1) Primeiramente, obrigada por aceitar fornecer a entrevista, Pedro. Para começar, poderia falar um pouco sobre a Bienal do Livro de São Paulo? Devido aos dez dias de Bienal, o mercado editorial esteve em grande rebuliço. Você acredita, como editor, que o evento foi capaz de ajudar a reverter o processo de queda das vendas (pesquisa realizada em 2015)? 
Almeida: A Bienal é sempre um evento de divulgação e exposição de marcas e lançamentos, mas não tem capacidade de alterar a curva do mercado. O mercado, não só de livros, vive o problema da crise econômica.

2) Há muita discussão em torno da Bienal da Livro especialmente em decorrência do embate (já bastante dissecado) entre o livro físico e o livro digital. Mais do que isso, vivemos em um momento em que plataformas digitais vêm aparecendo como precursoras da leitura, especialmente entre o público jovem. Você acredita que o Wattpad, ou mesmo a Amazon e o Youtube, vieram para subtrair das editoras ou somar? 
Almeida: Vieram para somar. Não há uma rixa entre essas plataformas e é o publico leitor quem irá fazer as empresas se moverem mais em uma direção do que em outra. Hoje os livros digitais representam cerca de 3 a 5% das vendas dos livros físicos há 3 anos consecutivos. Se vão ocupar mais espaço, não sabemos. O produto é o mesmo. O hábito das pessoas é que vai definir se preferem mais um tipo ou outro. O que o mercado precisa fazer é criar opções de negócios que sejam sustentáveis para as editoras apostarem em ambas as opções.

3) Em determinada entrevista, você chegou a dizer que a crise ajudou o mercado editorial a olhar para o autor brasileiro. Você acredita que a Bienal do Livro também serviu (e serve), como evento, para promover esse contato entre o novo autor e o editor? Como isso funcionaria? 
Almeida: Sim.  Com o dólar em alta os editores começaram a pensar mais nos autores nacionais que tem custo de investimento editorial até 70% menor que um autor estrangeiro, pois não há adiantamento de Direitos Autorais e custos de tradução. A Bienal não é apenas uma feira de livros, ou feira de descontos. É uma oportunidade de autores e leitores se encontrarem. Você pode observar que é o espaço em que, além dos debates e eventos, há contato a todo momento.

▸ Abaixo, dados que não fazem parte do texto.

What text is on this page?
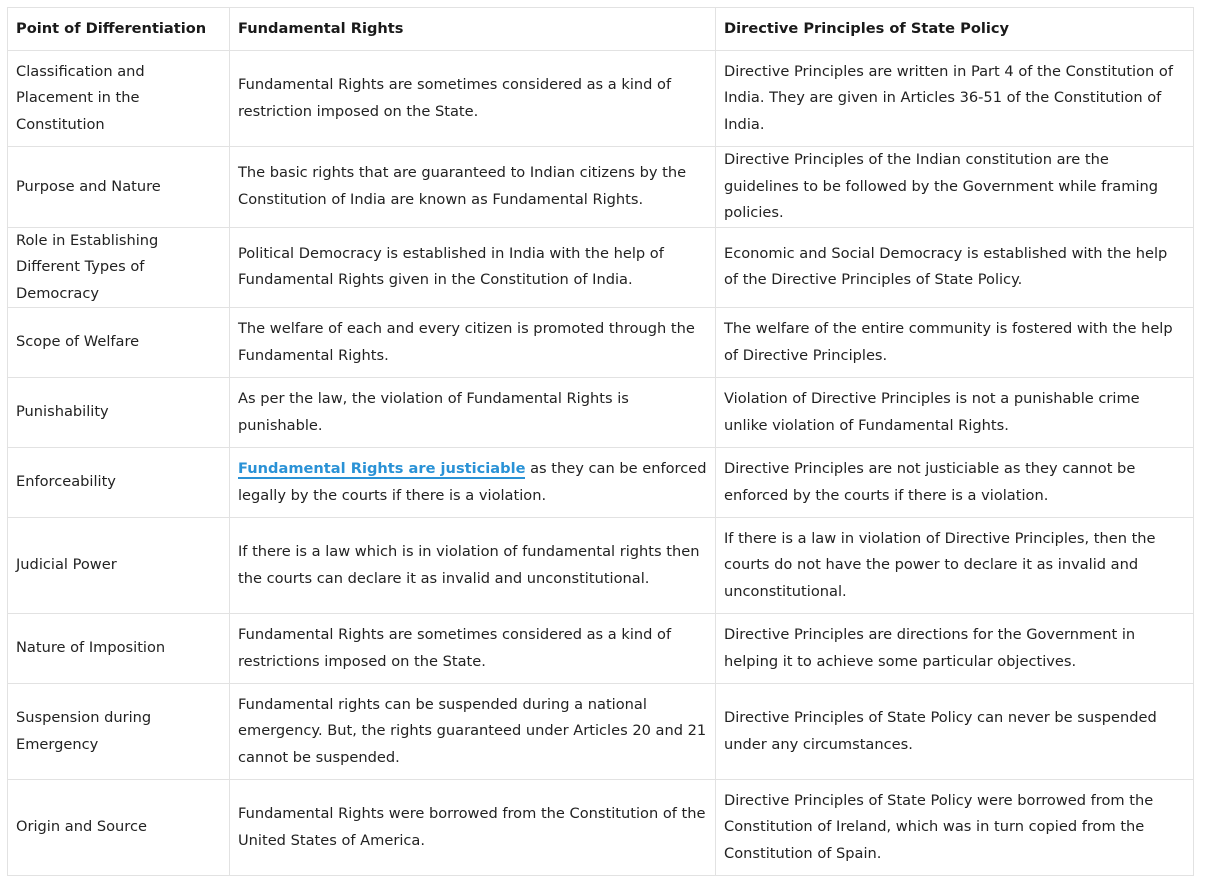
Point of Differentiation	Fundamental Rights	Directive Principles of State Policy
Classification and Placement in the Constitution	Fundamental Rights are sometimes considered as a kind of restriction imposed on the State.	Directive Principles are written in Part 4 of the Constitution of India. They are given in Articles 36-51 of the Constitution of India.
Purpose and Nature	The basic rights that are guaranteed to Indian citizens by the Constitution of India are known as Fundamental Rights.	Directive Principles of the Indian constitution are the guidelines to be followed by the Government while framing policies.
Role in Establishing Different Types of Democracy	Political Democracy is established in India with the help of Fundamental Rights given in the Constitution of India.	Economic and Social Democracy is established with the help of the Directive Principles of State Policy.
Scope of Welfare	The welfare of each and every citizen is promoted through the Fundamental Rights.	The welfare of the entire community is fostered with the help of Directive Principles.
Punishability	As per the law, the violation of Fundamental Rights is punishable.	Violation of Directive Principles is not a punishable crime unlike violation of Fundamental Rights.
Enforceability	Fundamental Rights are justiciable as they can be enforced legally by the courts if there is a violation.	Directive Principles are not justiciable as they cannot be enforced by the courts if there is a violation.
Judicial Power	If there is a law which is in violation of fundamental rights then the courts can declare it as invalid and unconstitutional.	If there is a law in violation of Directive Principles, then the courts do not have the power to declare it as invalid and unconstitutional.
Nature of Imposition	Fundamental Rights are sometimes considered as a kind of restrictions imposed on the State.	Directive Principles are directions for the Government in helping it to achieve some particular objectives.
Suspension during Emergency	Fundamental rights can be suspended during a national emergency. But, the rights guaranteed under Articles 20 and 21 cannot be suspended.	Directive Principles of State Policy can never be suspended under any circumstances.
Origin and Source	Fundamental Rights were borrowed from the Constitution of the United States of America.	Directive Principles of State Policy were borrowed from the Constitution of Ireland, which was in turn copied from the Constitution of Spain.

Isso é extremamente positivo. Há autores novos que chegam a vender numa Bienal o dobro de livros de grandes nomes internacionais e isso é fruto desse envolvimento.

Bienal Internacional do Livro de São Paulo em 2016.

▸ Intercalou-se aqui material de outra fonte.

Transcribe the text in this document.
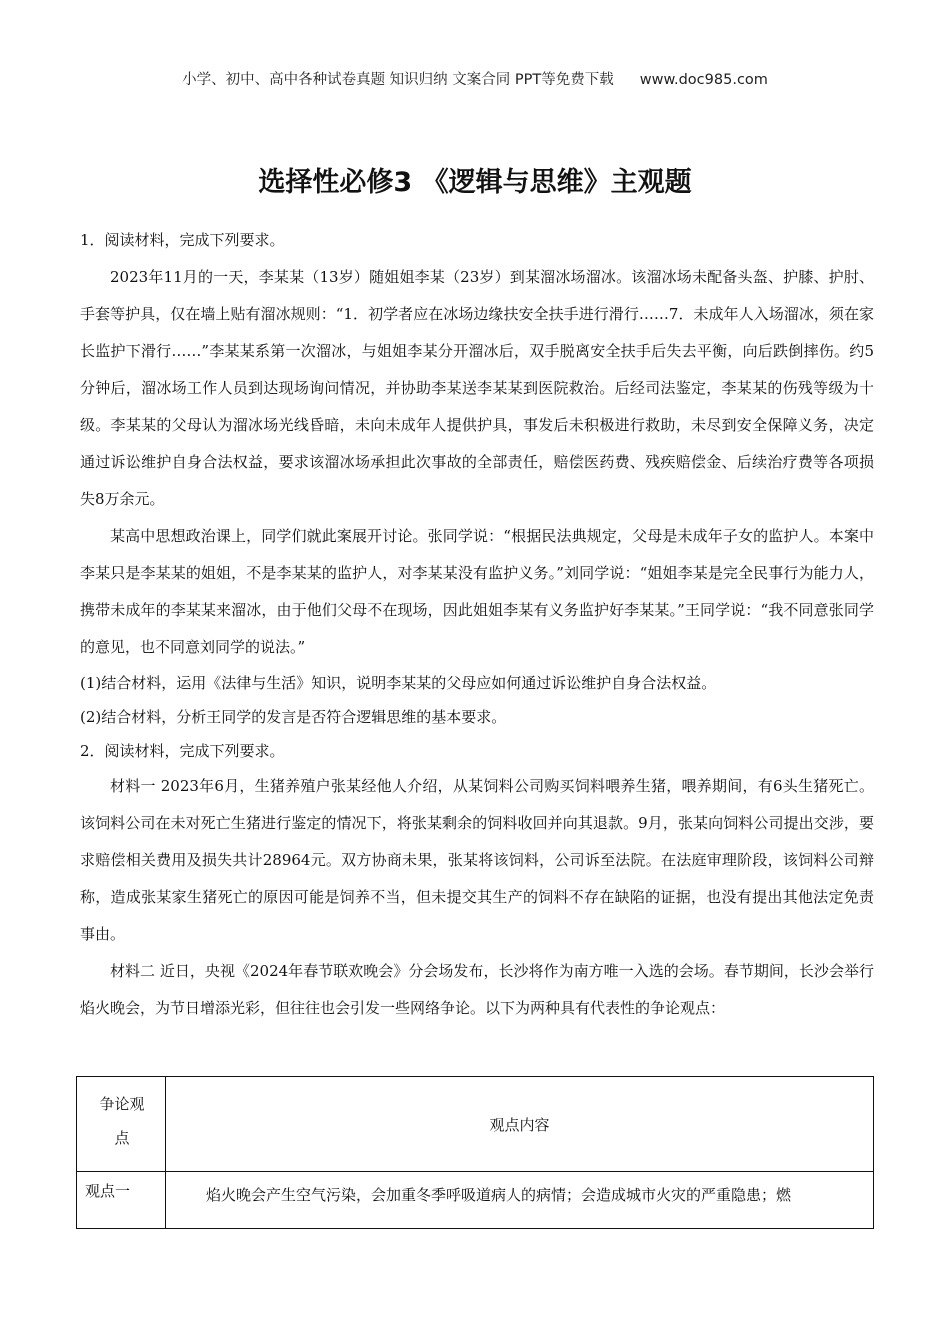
小学、初中、高中各种试卷真题 知识归纳 文案合同 PPT等免费下载 www.doc985.com
选择性必修3 《逻辑与思维》主观题

1．阅读材料，完成下列要求。

2023年11月的一天，李某某（13岁）随姐姐李某（23岁）到某溜冰场溜冰。该溜冰场未配备头盔、护膝、护肘、手套等护具，仅在墙上贴有溜冰规则：“1．初学者应在冰场边缘扶安全扶手进行滑行……7．未成年人入场溜冰，须在家长监护下滑行……”李某某系第一次溜冰，与姐姐李某分开溜冰后，双手脱离安全扶手后失去平衡，向后跌倒摔伤。约5分钟后，溜冰场工作人员到达现场询问情况，并协助李某送李某某到医院救治。后经司法鉴定，李某某的伤残等级为十级。李某某的父母认为溜冰场光线昏暗，未向未成年人提供护具，事发后未积极进行救助，未尽到安全保障义务，决定通过诉讼维护自身合法权益，要求该溜冰场承担此次事故的全部责任，赔偿医药费、残疾赔偿金、后续治疗费等各项损失8万余元。

某高中思想政治课上，同学们就此案展开讨论。张同学说：“根据民法典规定，父母是未成年子女的监护人。本案中李某只是李某某的姐姐，不是李某某的监护人，对李某某没有监护义务。”刘同学说：“姐姐李某是完全民事行为能力人，携带未成年的李某某来溜冰，由于他们父母不在现场，因此姐姐李某有义务监护好李某某。”王同学说：“我不同意张同学的意见，也不同意刘同学的说法。”

(1)结合材料，运用《法律与生活》知识，说明李某某的父母应如何通过诉讼维护自身合法权益。

(2)结合材料，分析王同学的发言是否符合逻辑思维的基本要求。

2．阅读材料，完成下列要求。

材料一 2023年6月，生猪养殖户张某经他人介绍，从某饲料公司购买饲料喂养生猪，喂养期间，有6头生猪死亡。该饲料公司在未对死亡生猪进行鉴定的情况下，将张某剩余的饲料收回并向其退款。9月，张某向饲料公司提出交涉，要求赔偿相关费用及损失共计28964元。双方协商未果，张某将该饲料，公司诉至法院。在法庭审理阶段，该饲料公司辩称，造成张某家生猪死亡的原因可能是饲养不当，但未提交其生产的饲料不存在缺陷的证据，也没有提出其他法定免责事由。

材料二 近日，央视《2024年春节联欢晚会》分会场发布，长沙将作为南方唯一入选的会场。春节期间，长沙会举行焰火晚会，为节日增添光彩，但往往也会引发一些网络争论。以下为两种具有代表性的争论观点：

争论观
点	观点内容
观点一	焰火晚会产生空气污染，会加重冬季呼吸道病人的病情；会造成城市火灾的严重隐患；燃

4) Ainda sobre esse assunto, há maior atenção às plataformas de consumo de literatura digital nesse momento. Você acredita que o convencional envio de originais está se extinguindo? 
Almeida: Há mais barulho sobre as novas plataformas porque são novas. Não há tanta novidade sobre como trabalhar o livro físico e isto se repete em qualquer lugar do mundo. Apenas isso, mas nenhuma alteração sobre uma extinção ou redirecionamento forte para um caminho no mercado.

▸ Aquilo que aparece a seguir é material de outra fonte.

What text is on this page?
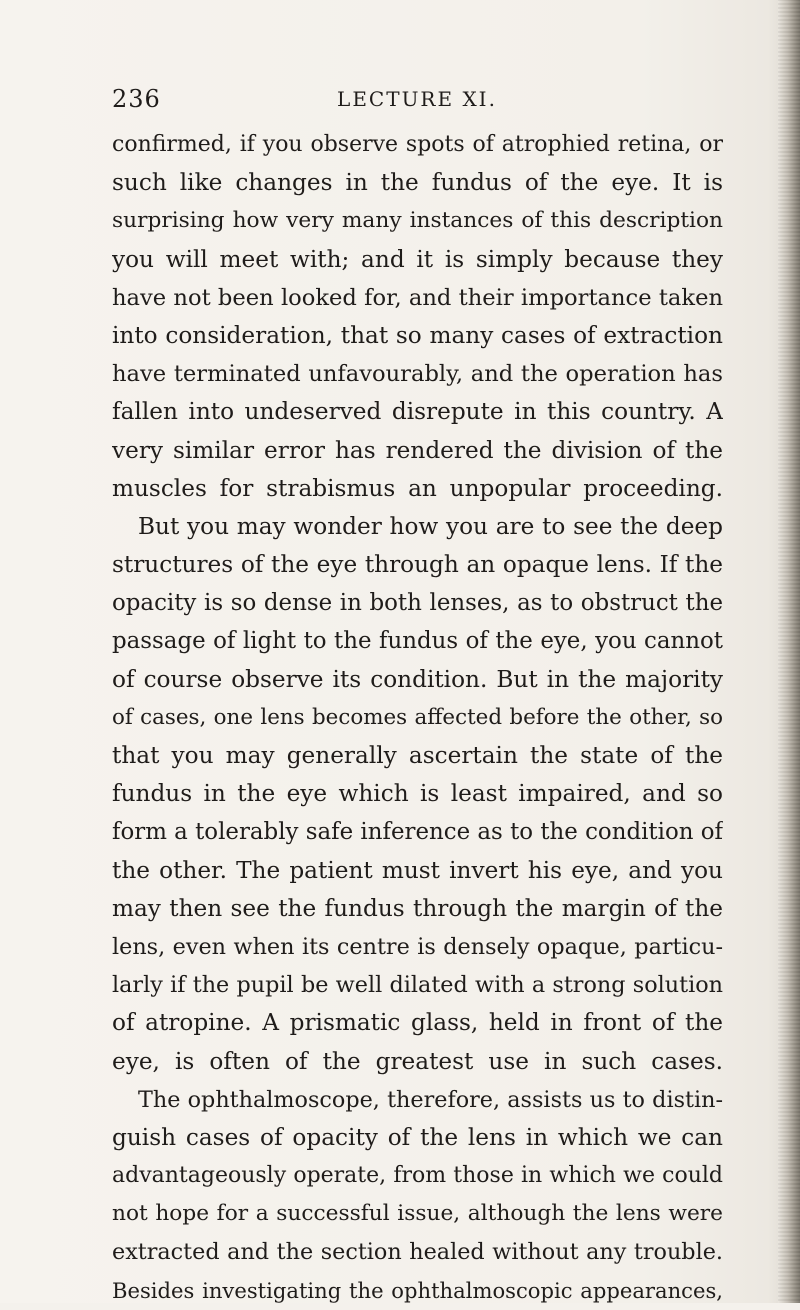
236	LECTURE XI.
confirmed, if you observe spots of atrophied retina, or
such like changes in the fundus of the eye. It is
surprising how very many instances of this description
you will meet with; and it is simply because they
have not been looked for, and their importance taken
into consideration, that so many cases of extraction
have terminated unfavourably, and the operation has
fallen into undeserved disrepute in this country. A
very similar error has rendered the division of the
muscles for strabismus an unpopular proceeding.
But you may wonder how you are to see the deep
structures of the eye through an opaque lens. If the
opacity is so dense in both lenses, as to obstruct the
passage of light to the fundus of the eye, you cannot
of course observe its condition. But in the majority
of cases, one lens becomes affected before the other, so
that you may generally ascertain the state of the
fundus in the eye which is least impaired, and so
form a tolerably safe inference as to the condition of
the other. The patient must invert his eye, and you
may then see the fundus through the margin of the
lens, even when its centre is densely opaque, particu-
larly if the pupil be well dilated with a strong solution
of atropine. A prismatic glass, held in front of the
eye, is often of the greatest use in such cases.
The ophthalmoscope, therefore, assists us to distin-
guish cases of opacity of the lens in which we can
advantageously operate, from those in which we could
not hope for a successful issue, although the lens were
extracted and the section healed without any trouble.
Besides investigating the ophthalmoscopic appearances,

5) Ser editor tornou-se uma profissão de investigação. Como são feitas as seleções e as apostas da editora? 
Almeida: É sempre uma investigação sobre o que as pessoas estarão interessadas no futuro. É um tanto de aposta, sim, porque não se pode prever tanta coisa com 12, 18 meses de antecedência. Nossas apostas são feitas pensando em tendências tanto de mercado geral quanto de nossos próprios leitores. E claro, trabalho com o acervo que tenho comigo. Só de experiência como editor, já são 24 anos.

6) A Bienal de São Paulo mal acabou e já estamos esperando mais. O que podemos prever da Faro Editorial na Bienal do Livro de 2017? Em 2015, houve o surgimento do escritor Vinícius Grossos, hoje um sucesso de vendas. Escritores novos podem ser apresentados ao público?  
Almeida: No ano de 2017 vamos ter muitas novidades. Faro vai lançar algumas coisas muito diferentes, embora estivessem sendo planejadas desde o seu início. Algo em Literatura Brasileira e também em Literatura Portuguesa, ambas clássicas. Temos a biografia do líder do A-ha. Temos um livro novo do Vinicius Grossos com duas novas autoras que estamos lançando, Gabriela Freitas e Thais Wandrovsky, e mais outros ainda não anunciados. A casa está aberta e sempre estamos interessados em conhecer novos autores, além de olharmos para os que já são consagrados. O único critério é estar dentro de nosso projeto editorial.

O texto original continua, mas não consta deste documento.